Virtual Environments¶
Getting Started¶
Creating a virtualenv¶
We’ll be using virtualenv so our installation experiments are contained and don’t modify your system Python environment. If you aren’t already familiar with virtualenv, you may want to read up on it first.
Create a virtualenv:
$ virtualenv --no-site-packages pip_test_env
We use the --no-site-packages
flag to prevent this virtualenv from
“seeing” your global Python “site-packages” directory, so that our
experiments aren’t confused by any Python packages you happen to
already have installed globally.
Recent versions of virtualenv (1.4+) automatically install pip for you
inside the virtualenv (there will already be a pip
script in
pip_test_env/bin/
).
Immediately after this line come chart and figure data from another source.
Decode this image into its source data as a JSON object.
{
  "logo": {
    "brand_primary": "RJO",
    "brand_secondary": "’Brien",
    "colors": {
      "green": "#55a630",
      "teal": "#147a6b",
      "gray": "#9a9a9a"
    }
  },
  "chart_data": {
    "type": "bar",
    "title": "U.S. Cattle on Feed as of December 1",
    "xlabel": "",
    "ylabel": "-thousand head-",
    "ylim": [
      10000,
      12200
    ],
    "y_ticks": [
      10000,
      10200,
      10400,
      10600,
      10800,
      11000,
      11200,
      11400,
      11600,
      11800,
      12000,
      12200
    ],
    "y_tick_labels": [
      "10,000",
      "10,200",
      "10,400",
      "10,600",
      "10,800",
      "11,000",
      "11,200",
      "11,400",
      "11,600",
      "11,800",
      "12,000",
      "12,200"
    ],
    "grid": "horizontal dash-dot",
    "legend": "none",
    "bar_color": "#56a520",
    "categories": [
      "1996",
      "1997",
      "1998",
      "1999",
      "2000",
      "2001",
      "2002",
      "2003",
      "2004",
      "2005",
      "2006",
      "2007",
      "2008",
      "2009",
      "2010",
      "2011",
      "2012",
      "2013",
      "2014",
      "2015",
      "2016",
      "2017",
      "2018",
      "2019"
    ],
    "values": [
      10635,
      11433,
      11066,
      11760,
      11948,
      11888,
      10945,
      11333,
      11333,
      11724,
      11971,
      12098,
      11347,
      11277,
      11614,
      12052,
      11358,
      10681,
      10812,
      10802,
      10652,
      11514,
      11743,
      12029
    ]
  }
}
If you are using a pre-1.4 virtualenv, run
pip_test_env/bin/easy_install pip
to install pip in the virtual
environment.
Note
If you are using Windows, executable scripts in the virtualenv will
be located at pip_test_env\Scripts\
rather than
pip_test_env/bin/
. Just replace all occurrences of the latter
with the former.
Let’s “activate” the virtualenv to put pip_test_env/bin
on our
default PATH, so we can just type pip
instead of
pip_test_env/bin/pip
:
$ . pip_test_env/bin/activate
Note
The leading dot is important. Without it, a subshell is spawned and only that subshell gets the virtualenv activated. The leading dot tells the shell to run the activate script in the current shell.
On Windows, this is:
$ pip_test_env\Scripts\activate.bat
In either case, your shell prompt should now begin with
(pip_test_env)
to remind you that a virtualenv is activated. When
you are done working with this virtualenv type deactivate
to
remove its bin directory from your PATH.